Orthodox libertarianism would hold that this first responsibility (understood to include the prevention of private theft, not only personal violence) also more or less exhausts the state’s responsibilities. But the creation of the social technology that can protect against internal and external violence—for example, the creation of a professional body of armed men trained for coordinated action and a financial apparatus that can support that body—means that there is a significant concentration of physical and fiscal power on hand. And there may well be an overprovision of that power, since an underprovision is irresponsible and generates political pressure for state actors to fulfill their duties, and “just right” provision at the level that would keep police and armed forces working at precisely their whole capacity would be an astronomically unlikely coincidence. Then, unavoidably, the slack in the system provides the state and state actors with situations in which they have a unique capacity to prevent or mitigate harms and suffering. The police force created to prevent crimes also has the ability to respond to car crashes. The public fisc created to fund an army also has the ability to feed the starving. I am sure that there is no morally decent way to insist that the police officer refuse in principle to aid people in danger even if the danger wasn’t caused by crime, even though that means that the taxpayers will be involuntarily funding some use of the officer’s time that is not connected to rights-protection, even if the resulting situation is a violation of the best understanding of taxpayers’ property rights. Nor will it just be a matter of the personal benevolence of the police officer who wants to be free to prevent non-criminal harms while on the clock. If capacity and proximity can generate outcome-responsibility, then it can be the officer’s responsibility to act—and, accordingly, the responsibility of the state of which the officer is an agent.
Once the public fisc can prevent non-criminal harms indirectly, by paying its personnel to do so, it is a difficult distinction to maintain that it may not prevent them directly, by, e.g., feeding the hungry. Indeed, the distinction is probably an impossible one, and so all non-autocracies will end by being in the business of distribution (Dahl 1993). Once states are distributing benefits—and even physical protection is a benefit about which distributive decisions are made, as is perfectly evident when looking at the geographic unevenness of police protection in all countries—they face moral constraints about how and to whom they should be distributed. That is, there are problems of political redistributive justice, even if redistribution is not in itself demanded by justice.

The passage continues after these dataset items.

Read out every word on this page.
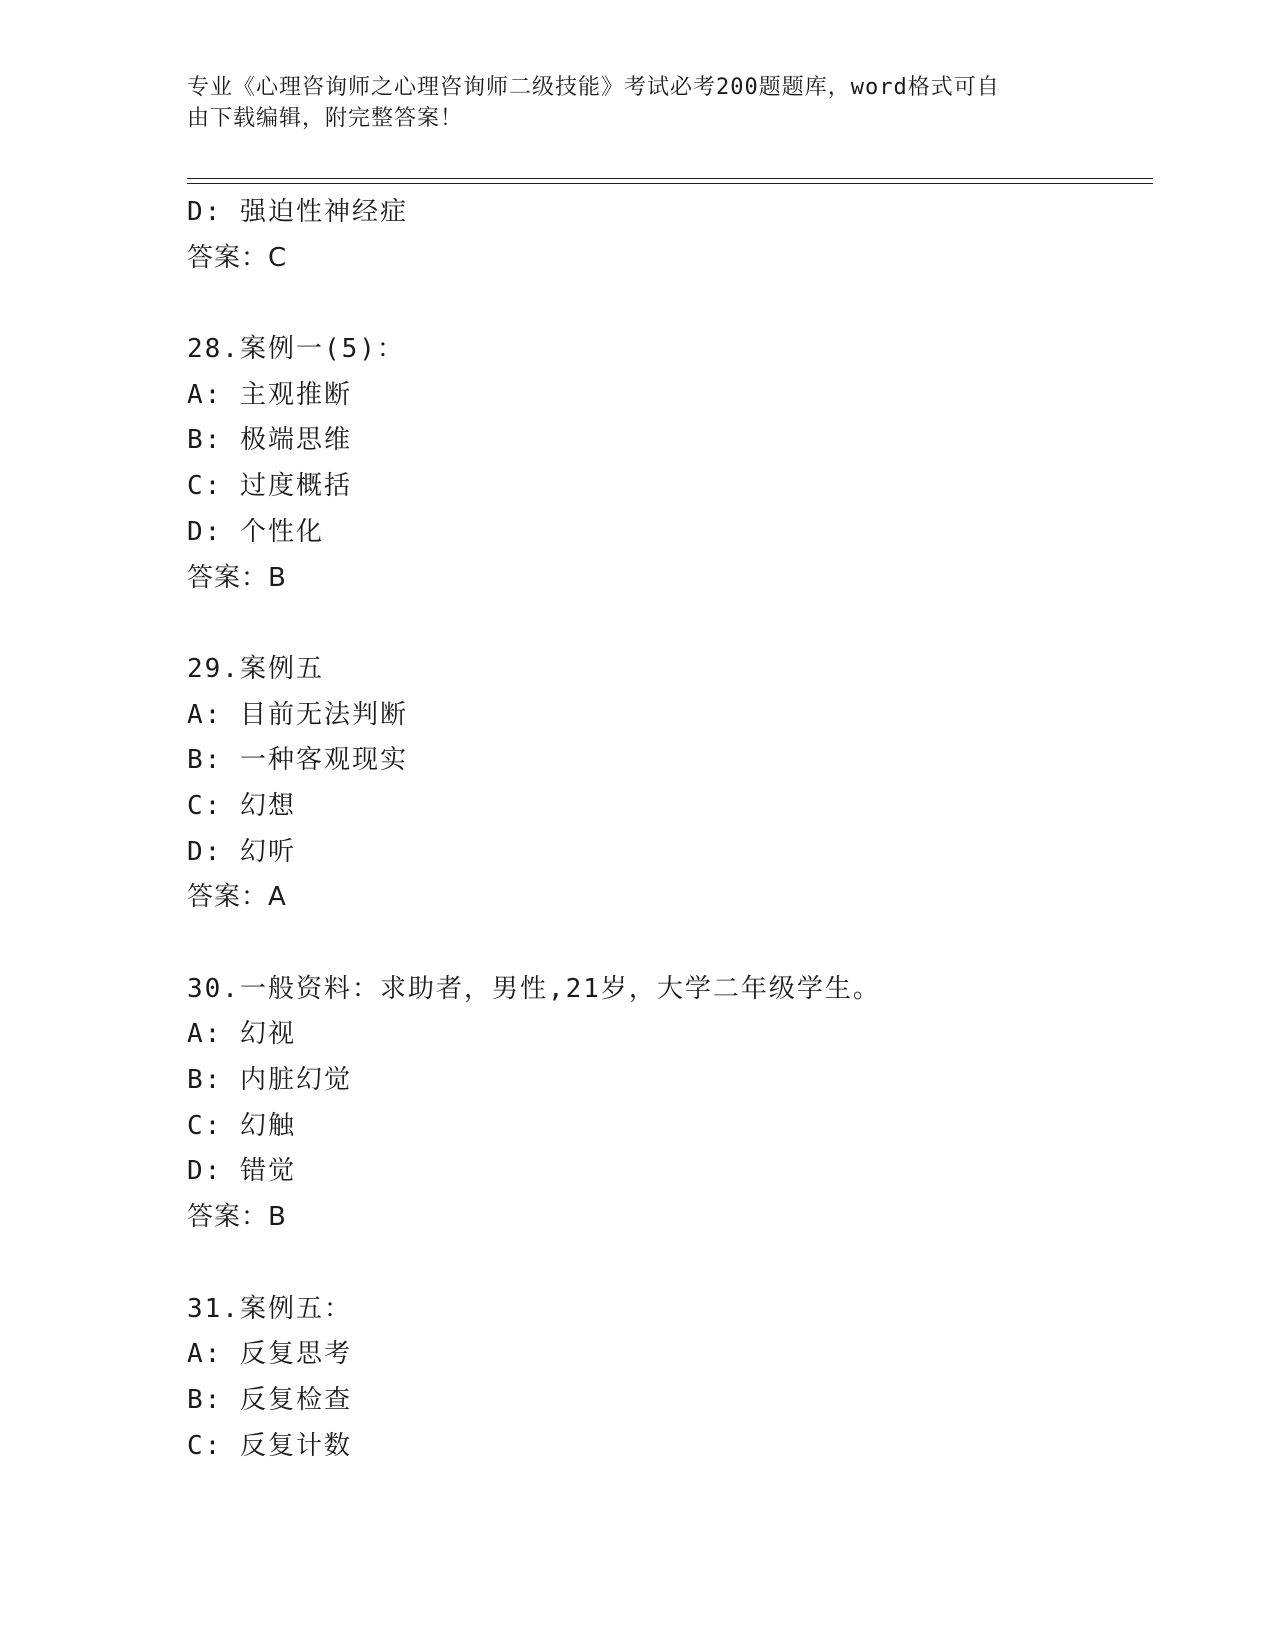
专业《心理咨询师之心理咨询师二级技能》考试必考200题题库，word格式可自
由下载编辑，附完整答案！
D: 强迫性神经症
答案：C
28.案例一(5)：
A: 主观推断
B: 极端思维
C: 过度概括
D: 个性化
答案：B
29.案例五
A: 目前无法判断
B: 一种客观现实
C: 幻想
D: 幻听
答案：A
30.一般资料：求助者，男性,21岁，大学二年级学生。
A: 幻视
B: 内脏幻觉
C: 幻触
D: 错觉
答案：B
31.案例五：
A: 反复思考
B: 反复检查
C: 反复计数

I do not suppose that these brief remarks will persuade my fellow libertarians that they ought to abandon their views on redistributive spending. But perhaps they will agree that the police officer on duty has a responsibility (and not just the responsibility borne by any natural person) to aid the drowning child, even though doing so is a drain on taxpayer resources that is not for the sake of the prevention of interpersonal rights-violations, even though doing so provides a kind of subsidized in-kind insurance against misfortunes that are not injustices. The subsidy is not itself a demand of libertarian justice but of public responsibility conditional on the fact of public power; but once the subsidy exists, it is constrained by concerns about justice. A state could not justifiably intentionally deploy police differentially according to the race of the children likely to be at risk of drowning.


(From Levy, "National and Statist Responsibility," Critical Review of International Social and Political Philosophy, Volume 11, Issue 4 December 2008 , pages 485 - 499.)